I would say that the last five years in particular have seen the floodgates open up to offer a host of opportunities for Indian manufacturers: Making in India: The government’s focus on recognising medical devices as a sunshine sector in its ‘Make in India’ campaign has given an impetus to indigenous manufacturing with many IVD and medtech companies realising their potential for meeting India’s needs for affordable diagnostic solutions. Adoption of automation: The growing demand for testing for lifestyle-related and infectious diseases has led to labs adopting automation for reduction of workload, convenience, speed and accuracy. Until a few years ago, who would have thought that total lab automation would allow integration of analysis across different segments on to a single platform? The focus of labs is now on TAT. Conveyor belts and rack systems are being deployed for a continuous flow analysis with automatic loading, mixing, pipetting of sample and reagent. This helps to establish more efficient workflows by relieving lab technicians from manual work and enhancing user safety by reducing exposure to bio-hazardous materials. For labs that run round-the-clock, it allows for faster TAT and increases walk-away time. AI and ML: It is interesting to note how the implementation of AI and ML in the IVD instruments is becoming the next big thing to watch out for! AI tools aid in augmenting the accuracy of clinical decision and improving patient care. On the other hand, ML can be used to predict out-of-control events in internal QC studies, detecting instrument failures before they even occur or determining compatibility between analysers in central labs where several instruments running the same parameters are tested. IoT and LIMS: With an increasing focus on offering value-driven services, manufacturers are adopting rapidly evolving technologies such as IoT to meet the huge demand for fully automated products and services. Moreover, instruments are now available with a complete suite of LIMS that brings in a lot of convenience and data integration.
Faster introduction of instruments in the market:
Manufacturers of IVD instruments are now focusing on reducing the ‘time to fly’ by developing and launching new products in a short time. A deep-rooted collaboration of the R&D, manufacturing and sales teams helps achieve this goal, offering customer solutions that are easily adoptable by labs, big and small, easily available in every region and affordable to all.

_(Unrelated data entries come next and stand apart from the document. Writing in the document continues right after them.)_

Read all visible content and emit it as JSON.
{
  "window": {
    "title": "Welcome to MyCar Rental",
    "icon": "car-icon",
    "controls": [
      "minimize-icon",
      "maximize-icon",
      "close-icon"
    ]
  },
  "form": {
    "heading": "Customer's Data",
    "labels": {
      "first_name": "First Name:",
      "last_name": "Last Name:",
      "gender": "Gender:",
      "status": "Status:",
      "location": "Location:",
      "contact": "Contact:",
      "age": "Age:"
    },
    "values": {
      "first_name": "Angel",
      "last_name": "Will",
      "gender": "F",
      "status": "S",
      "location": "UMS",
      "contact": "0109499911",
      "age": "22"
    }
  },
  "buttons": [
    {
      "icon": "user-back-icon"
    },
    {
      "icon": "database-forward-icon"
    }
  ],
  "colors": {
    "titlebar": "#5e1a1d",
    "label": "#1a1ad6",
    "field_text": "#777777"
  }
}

You have attained installations of 40,000 units of Erba analysers, in the last four decades. What are the key benefits, these analysers bring to the labs, clinicians and patients?
Adoption of the latest technologies, timely accessibility and affordability remain the biggest challenges of healthcare in India and the emerging markets. The Transasia-Erba group addresses these challenges by adopting the latest technologies from its European subsidiaries and manufacturing in India to meet the needs of the emerging markets. As a result, labs in India have
MEDTECH
access to the latest European technology that is customised to India.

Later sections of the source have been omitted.